Détoxifier son corps répond à une aspiration profonde de se purifier physiquement et mentalement des toxiques et toxines qui encombrent notre organisme. C’est aussi la manifestation d’une envie de se faire du bien, de s’écouter, de retrouver plus de tonus, d’entrer dans un mode de vie plus sain.
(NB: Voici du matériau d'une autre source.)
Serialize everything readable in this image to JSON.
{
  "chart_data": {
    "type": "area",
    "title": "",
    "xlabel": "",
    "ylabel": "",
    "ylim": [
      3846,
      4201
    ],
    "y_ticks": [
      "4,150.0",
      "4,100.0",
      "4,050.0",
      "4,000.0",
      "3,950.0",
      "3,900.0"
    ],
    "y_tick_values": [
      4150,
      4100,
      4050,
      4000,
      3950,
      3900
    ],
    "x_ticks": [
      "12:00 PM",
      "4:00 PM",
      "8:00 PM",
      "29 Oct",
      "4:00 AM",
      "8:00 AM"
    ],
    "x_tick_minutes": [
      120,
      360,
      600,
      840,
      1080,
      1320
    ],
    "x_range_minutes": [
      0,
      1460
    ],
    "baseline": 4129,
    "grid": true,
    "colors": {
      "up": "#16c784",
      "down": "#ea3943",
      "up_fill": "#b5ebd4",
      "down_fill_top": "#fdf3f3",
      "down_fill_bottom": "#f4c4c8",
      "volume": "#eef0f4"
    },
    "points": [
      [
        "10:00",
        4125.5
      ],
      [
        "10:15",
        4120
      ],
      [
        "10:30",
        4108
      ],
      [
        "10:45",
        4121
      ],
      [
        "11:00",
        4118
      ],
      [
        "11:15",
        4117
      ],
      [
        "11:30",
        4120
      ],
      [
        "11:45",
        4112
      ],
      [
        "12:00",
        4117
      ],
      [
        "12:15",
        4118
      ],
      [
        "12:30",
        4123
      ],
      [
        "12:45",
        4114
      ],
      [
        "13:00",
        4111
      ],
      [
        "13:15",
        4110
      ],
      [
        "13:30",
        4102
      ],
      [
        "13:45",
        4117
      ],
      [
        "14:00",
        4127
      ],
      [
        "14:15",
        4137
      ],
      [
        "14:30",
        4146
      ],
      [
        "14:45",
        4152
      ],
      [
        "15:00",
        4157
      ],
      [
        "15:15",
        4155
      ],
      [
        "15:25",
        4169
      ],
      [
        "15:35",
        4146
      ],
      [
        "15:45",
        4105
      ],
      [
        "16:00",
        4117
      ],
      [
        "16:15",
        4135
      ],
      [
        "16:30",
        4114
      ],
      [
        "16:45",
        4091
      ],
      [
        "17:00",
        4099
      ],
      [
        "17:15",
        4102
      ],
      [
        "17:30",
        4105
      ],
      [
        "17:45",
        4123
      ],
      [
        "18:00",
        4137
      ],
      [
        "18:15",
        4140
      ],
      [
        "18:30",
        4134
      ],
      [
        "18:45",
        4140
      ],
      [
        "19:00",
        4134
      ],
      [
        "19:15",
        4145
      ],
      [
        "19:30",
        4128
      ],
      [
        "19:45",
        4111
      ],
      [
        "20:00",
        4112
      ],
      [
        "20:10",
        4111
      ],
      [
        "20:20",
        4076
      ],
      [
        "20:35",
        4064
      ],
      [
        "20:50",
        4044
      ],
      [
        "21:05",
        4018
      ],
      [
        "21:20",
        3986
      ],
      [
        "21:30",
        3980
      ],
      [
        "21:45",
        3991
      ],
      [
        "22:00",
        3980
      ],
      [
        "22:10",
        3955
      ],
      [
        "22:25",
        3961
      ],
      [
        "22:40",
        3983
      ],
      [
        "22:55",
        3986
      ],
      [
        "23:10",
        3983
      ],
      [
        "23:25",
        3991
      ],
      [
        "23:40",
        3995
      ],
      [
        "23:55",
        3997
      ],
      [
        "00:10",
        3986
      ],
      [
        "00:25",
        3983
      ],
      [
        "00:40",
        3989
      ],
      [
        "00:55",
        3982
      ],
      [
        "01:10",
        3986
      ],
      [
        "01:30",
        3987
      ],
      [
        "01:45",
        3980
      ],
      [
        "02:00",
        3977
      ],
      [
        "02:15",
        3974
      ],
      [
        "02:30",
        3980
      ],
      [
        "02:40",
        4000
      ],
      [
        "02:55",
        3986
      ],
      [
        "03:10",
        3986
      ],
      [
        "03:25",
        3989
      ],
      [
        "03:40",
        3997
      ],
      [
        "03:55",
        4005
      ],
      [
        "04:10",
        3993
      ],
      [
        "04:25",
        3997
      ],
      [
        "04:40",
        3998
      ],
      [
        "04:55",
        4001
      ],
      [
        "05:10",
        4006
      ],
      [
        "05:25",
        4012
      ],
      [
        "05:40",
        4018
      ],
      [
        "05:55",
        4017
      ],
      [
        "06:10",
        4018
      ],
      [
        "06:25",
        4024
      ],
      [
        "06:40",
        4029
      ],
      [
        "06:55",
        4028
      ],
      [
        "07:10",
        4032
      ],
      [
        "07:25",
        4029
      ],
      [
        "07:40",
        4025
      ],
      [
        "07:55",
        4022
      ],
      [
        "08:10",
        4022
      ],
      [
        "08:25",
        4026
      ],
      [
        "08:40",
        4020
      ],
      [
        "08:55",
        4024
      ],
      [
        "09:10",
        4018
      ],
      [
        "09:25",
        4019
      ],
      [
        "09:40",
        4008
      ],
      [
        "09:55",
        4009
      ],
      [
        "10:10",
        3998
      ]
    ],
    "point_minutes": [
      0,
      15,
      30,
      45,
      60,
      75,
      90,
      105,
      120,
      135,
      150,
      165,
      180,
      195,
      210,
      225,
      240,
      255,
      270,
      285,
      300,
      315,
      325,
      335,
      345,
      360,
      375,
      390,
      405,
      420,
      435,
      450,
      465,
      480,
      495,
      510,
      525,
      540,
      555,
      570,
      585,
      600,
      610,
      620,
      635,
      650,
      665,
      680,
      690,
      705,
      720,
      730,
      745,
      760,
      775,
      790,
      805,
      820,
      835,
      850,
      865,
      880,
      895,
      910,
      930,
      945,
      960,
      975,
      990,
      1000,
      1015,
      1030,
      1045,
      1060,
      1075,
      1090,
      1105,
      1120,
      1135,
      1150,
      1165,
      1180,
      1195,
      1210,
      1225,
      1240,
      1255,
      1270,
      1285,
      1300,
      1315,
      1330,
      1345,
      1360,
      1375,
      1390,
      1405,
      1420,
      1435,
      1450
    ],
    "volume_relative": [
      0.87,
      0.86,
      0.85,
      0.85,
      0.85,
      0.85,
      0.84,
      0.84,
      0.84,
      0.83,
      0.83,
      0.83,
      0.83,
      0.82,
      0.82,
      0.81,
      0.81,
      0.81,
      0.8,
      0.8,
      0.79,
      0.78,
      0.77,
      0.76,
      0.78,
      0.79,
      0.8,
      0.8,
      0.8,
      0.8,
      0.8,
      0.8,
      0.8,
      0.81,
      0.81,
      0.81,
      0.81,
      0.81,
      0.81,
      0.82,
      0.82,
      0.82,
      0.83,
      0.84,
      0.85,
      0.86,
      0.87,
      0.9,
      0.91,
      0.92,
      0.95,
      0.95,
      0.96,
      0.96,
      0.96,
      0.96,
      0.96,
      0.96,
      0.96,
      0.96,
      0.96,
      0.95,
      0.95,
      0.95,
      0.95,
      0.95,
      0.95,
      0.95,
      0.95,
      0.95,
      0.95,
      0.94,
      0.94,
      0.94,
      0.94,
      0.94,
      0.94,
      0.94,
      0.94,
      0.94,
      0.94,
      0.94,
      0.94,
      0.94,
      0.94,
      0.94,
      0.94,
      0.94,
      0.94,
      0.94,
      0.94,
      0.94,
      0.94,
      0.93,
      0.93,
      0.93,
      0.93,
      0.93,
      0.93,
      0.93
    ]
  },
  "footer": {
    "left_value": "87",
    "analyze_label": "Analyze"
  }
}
Détox d’hiver : une tradition ancestrale

« La détox fait partie de notre tradition depuis la nuit des temps », rappelle Martine Fallon, consultante en alimentation énergétique depuis 20 ans. « En hiver on mangeait moins (des bouillons et des soupes essentiellement), parce que la nature est plus pauvre. Chez les chrétiens comme les musulmans et les hindouistes, il y a des périodes de jeûne pour des raisons religieuses mais qui permettent aussi aux organes émonctoires (foie, intestin, reins, poumons, peau) de se mettre au repos et d’être drainés. » Particulièrement utile au changement de saison (printemps et automne), la détox permet également de retrouver du tonus au coeur d’un hiver faible en lumière. Une alimentation déséquilibrée, la sédentarité, le stress, la pollution (pesticides, métaux lourds…) intoxinent notre organisme qui a parfois du mal à s’autoréguler devant l’ampleur de la tâche. Raccourcir le travail lié à la digestion va donc le soulager et éviter que la majeure partie de notre énergie soit consacrée à cette ‘combustion’.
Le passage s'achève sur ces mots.